Jen McIntosh in action. (Photo by Sam Greenwood/Getty Images)
Jen McIntosh in action. (Photo by Sam Greenwood/Getty Images)

When one thinks of successful Scottish sporting families, there is no shortage of contenders, whether it’s the McRaes in rallying, the McColgans in athletics or the McStays in football.

But nobody else has remotely gathered the multitude of medals which has been achieved by the McIntosh clan in the world of shooting during the last 30 years.

The decision by Jen to retire from the sport at just 27 might surprise some people, but she has been a dedicated disciple of her pursuit since she was knee high to a grasshopper, growing up amid the “cartridge family”.

And the Aberdonian is both a sassy extrovert with a passion for plenty of other things and somebody who has made it clear she isn’t remotely interested in participating for the sake of it or, worse, firing blanks.

That single-minded determination was in her DNA. After all, she followed in her parent’s footsteps to become a prolific shooter at the start of the 21st Century.

Her father, Donald, competed at the Commonwealth Games in Manchester in 2002, has won two Commonwealth championships, and is head rifle coach for British Shooting.

Her mother, Shirley, was in the thick of the action at both the Commonwealth Games in 1994 and 1998 where she won gold, silver and two bronze medals.

And now, advancing in her slipstream, five years younger, but already a prodigious talent, her sibling, Seonaid, has surged to world championship glory at the tender age of 22.

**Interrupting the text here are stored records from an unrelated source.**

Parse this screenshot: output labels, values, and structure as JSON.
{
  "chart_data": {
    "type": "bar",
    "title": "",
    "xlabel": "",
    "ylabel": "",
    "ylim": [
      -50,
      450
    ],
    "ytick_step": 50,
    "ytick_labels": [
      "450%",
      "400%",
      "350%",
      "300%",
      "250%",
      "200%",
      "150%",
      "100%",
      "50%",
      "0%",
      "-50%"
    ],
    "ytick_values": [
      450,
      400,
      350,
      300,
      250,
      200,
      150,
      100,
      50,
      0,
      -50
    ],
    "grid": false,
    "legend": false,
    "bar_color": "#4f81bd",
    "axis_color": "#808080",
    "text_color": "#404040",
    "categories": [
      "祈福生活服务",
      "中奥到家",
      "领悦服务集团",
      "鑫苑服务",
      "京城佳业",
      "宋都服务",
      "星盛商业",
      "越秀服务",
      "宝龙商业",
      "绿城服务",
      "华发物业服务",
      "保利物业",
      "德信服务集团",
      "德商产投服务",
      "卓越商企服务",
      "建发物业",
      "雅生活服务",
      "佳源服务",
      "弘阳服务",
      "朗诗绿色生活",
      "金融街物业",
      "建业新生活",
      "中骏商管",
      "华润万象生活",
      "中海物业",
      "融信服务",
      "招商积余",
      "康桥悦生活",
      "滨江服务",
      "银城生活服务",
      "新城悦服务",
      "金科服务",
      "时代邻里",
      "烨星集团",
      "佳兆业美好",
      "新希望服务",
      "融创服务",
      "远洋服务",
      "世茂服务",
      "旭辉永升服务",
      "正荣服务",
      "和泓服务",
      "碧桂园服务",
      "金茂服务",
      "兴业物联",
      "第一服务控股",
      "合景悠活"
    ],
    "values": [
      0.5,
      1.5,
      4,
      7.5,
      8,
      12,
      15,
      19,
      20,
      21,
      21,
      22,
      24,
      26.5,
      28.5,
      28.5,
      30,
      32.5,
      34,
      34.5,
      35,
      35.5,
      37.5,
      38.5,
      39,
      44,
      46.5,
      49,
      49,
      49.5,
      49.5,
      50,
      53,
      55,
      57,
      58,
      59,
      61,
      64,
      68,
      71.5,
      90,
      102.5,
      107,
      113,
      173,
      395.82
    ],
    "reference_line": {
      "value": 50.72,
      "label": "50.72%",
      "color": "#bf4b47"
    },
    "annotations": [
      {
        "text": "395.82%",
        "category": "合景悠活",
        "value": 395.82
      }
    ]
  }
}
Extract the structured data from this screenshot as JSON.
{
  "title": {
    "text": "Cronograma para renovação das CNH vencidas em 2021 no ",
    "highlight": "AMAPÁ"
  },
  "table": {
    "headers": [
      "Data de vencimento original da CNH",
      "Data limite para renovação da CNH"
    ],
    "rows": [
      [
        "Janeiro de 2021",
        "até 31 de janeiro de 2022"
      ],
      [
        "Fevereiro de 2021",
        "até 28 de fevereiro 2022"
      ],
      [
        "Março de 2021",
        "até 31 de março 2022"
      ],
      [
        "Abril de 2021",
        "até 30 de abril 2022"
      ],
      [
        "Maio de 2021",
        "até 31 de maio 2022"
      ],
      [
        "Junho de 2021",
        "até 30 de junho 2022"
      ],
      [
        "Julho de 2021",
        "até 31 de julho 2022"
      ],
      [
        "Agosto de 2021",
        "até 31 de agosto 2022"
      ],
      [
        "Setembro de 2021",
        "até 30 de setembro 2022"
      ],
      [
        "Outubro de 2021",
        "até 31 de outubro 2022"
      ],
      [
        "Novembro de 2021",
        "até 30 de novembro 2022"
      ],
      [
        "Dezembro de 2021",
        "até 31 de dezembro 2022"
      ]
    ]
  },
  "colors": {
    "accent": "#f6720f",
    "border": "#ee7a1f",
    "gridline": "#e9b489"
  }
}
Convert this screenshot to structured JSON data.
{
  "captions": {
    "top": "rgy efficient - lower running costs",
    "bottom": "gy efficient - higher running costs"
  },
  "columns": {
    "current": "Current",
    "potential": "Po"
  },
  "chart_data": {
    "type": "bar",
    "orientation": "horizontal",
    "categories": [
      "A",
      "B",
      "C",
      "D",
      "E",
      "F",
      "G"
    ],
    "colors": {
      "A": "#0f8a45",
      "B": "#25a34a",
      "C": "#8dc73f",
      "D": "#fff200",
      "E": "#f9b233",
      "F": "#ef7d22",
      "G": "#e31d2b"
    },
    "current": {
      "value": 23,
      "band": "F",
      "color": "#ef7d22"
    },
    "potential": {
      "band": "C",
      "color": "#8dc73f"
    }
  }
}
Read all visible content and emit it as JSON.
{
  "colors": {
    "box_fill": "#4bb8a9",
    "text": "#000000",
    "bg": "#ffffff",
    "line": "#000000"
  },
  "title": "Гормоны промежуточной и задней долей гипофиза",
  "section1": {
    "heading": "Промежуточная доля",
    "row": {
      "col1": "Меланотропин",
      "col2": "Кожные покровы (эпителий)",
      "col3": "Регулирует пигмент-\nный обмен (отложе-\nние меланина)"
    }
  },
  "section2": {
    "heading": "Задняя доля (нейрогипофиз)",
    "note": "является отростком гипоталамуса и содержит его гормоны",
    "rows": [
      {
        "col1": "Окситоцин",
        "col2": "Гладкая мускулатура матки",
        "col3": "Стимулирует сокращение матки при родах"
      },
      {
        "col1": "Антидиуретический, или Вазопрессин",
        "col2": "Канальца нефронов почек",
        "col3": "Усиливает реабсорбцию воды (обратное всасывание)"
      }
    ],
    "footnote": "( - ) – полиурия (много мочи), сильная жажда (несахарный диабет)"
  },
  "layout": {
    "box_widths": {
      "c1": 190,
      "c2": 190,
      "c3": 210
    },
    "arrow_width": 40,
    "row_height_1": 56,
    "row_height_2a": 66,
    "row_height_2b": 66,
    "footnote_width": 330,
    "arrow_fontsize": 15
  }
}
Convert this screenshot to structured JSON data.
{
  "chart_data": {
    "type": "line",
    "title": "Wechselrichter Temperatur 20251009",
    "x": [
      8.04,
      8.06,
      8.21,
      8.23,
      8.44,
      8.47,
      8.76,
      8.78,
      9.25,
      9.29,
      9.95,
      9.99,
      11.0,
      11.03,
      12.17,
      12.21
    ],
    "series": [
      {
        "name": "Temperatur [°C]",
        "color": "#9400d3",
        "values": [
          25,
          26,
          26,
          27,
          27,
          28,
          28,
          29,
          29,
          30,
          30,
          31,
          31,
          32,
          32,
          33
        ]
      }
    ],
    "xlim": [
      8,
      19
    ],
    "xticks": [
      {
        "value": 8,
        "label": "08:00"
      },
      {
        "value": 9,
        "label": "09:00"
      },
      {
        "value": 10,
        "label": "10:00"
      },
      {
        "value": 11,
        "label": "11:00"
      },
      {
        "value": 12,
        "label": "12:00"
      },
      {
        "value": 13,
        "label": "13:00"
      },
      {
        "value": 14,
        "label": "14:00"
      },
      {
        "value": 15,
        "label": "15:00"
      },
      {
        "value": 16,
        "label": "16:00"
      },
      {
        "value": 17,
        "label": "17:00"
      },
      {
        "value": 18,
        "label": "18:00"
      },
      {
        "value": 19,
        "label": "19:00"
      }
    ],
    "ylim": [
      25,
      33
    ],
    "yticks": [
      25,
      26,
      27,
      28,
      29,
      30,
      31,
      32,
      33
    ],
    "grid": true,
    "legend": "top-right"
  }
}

Mind you, by a similar stage of Jen’s career, she had swept all before her at the Commonwealth Games in Delhi in 2010, where she collected two golds and a bronze while she was still a teenager.

That impressed the cognoscenti, who had witnessed the shooting star’s rapid rise to prominence. And, although Jen had experienced highs and lows in the intervening period, she is part of a new dynamic in Scotland.

Just think about the bold fashion in which she promoted her pastime with some striking posters and the attitude that her sport was there to be enjoyed by everybody.

Since then, a plethora of other Scotswomen, in the guise of Laura Muir, Hannah Miley, Kim Little and their compatriots, have blazed an illustrious trail and embraced challenges with increasing confidence.

These females have delivered the message: “We love what we’re doing and we are doing it on our own terms.”

Jen McIntosh is one of the gold standard bearers.